GOMA, Glasgow until October 8th
Three stars
You can’t escape the elephant in the room in this
parallel universe group show programmed by incumbent Glasgow International director
Richard Parry, who has beamed down nine artists for a speculative-fiction
inspired exploration of possible futures in a messed-up world. The elephant in
question is captured in Telepath (2018), a cinema-scope sized close-up by John
Russell set against a backdrop of a re-made and re-modelled version of the
gallery interior, as if the beast had been captured in the wild and put on show
a la King Kong. Frozen in monumental hi-res, the image could be a trophy of an
endangered species poached from Ray Bradbury’s short story, A Sound of Thunder
by way of The Veldt.
Elsewhere,
Mai-Thu Perret’s Les Gurrillerres XIII (2018) imagines a feminist miltia in the
desert by way of a female mannequin in repose, reading on a rug with her machine
gun nestled beside her.
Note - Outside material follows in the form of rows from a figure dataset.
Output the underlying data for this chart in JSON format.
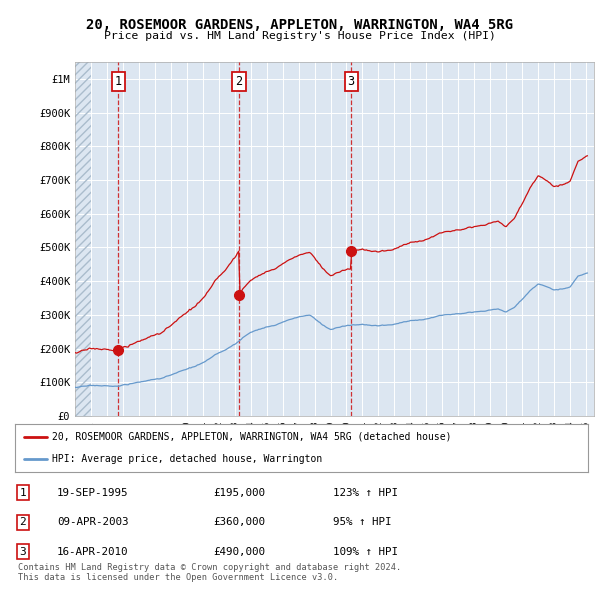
{
  "title": "20, ROSEMOOR GARDENS, APPLETON, WARRINGTON, WA4 5RG",
  "subtitle": "Price paid vs. HM Land Registry's House Price Index (HPI)",
  "background_color": "#ffffff",
  "plot_bg_color": "#dce6f1",
  "hatch_area_color": "#c8d8e8",
  "grid_color": "#ffffff",
  "ylim": [
    0,
    1050000
  ],
  "yticks": [
    0,
    100000,
    200000,
    300000,
    400000,
    500000,
    600000,
    700000,
    800000,
    900000,
    1000000
  ],
  "ytick_labels": [
    "£0",
    "£100K",
    "£200K",
    "£300K",
    "£400K",
    "£500K",
    "£600K",
    "£700K",
    "£800K",
    "£900K",
    "£1M"
  ],
  "xlim_start": 1993.0,
  "xlim_end": 2025.5,
  "hatch_end": 1994.0,
  "purchases": [
    {
      "year": 1995.72,
      "price": 195000,
      "label": "1"
    },
    {
      "year": 2003.27,
      "price": 360000,
      "label": "2"
    },
    {
      "year": 2010.29,
      "price": 490000,
      "label": "3"
    }
  ],
  "legend_line1": "20, ROSEMOOR GARDENS, APPLETON, WARRINGTON, WA4 5RG (detached house)",
  "legend_line2": "HPI: Average price, detached house, Warrington",
  "table_rows": [
    {
      "num": "1",
      "date": "19-SEP-1995",
      "price": "£195,000",
      "hpi": "123% ↑ HPI"
    },
    {
      "num": "2",
      "date": "09-APR-2003",
      "price": "£360,000",
      "hpi": "95% ↑ HPI"
    },
    {
      "num": "3",
      "date": "16-APR-2010",
      "price": "£490,000",
      "hpi": "109% ↑ HPI"
    }
  ],
  "footer": "Contains HM Land Registry data © Crown copyright and database right 2024.\nThis data is licensed under the Open Government Licence v3.0.",
  "red_color": "#cc1111",
  "hpi_line_color": "#6699cc"
}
E Jane’s The Avatar (2015) tries on internet identities
for size in a series of hi-tech videos. As far as one can tell from Sam Keogh’s
recordings accompanying his Kapton Cadaverine (2017), Keogh is a man who fell
to earth, the grubby remains of his cellophane-wrapped spaceship blown out of
orbit and now in storage awaiting forensics.
The effect of all this is a kind of captain’s log that
zaps between time-zones. The way the work is spread about GOMA’s civic interior
resembles a film set depicting a twenty-first century dystopia at odds with the
ornate classicism which houses it. Seen together, the works themselves look
plundered by space pirates from the hippy sci-fi age of John Carpenter’s film,
Dark Star, which, like Kapton Cadaverine, up-ended the white room
straight-lines look beloved by space age directors Gerry Anderson and Douglas
Trumbull. But this is all illusion. Only the incongruous totems hanging from
Jessie Darling’s washing lines are defying gravity.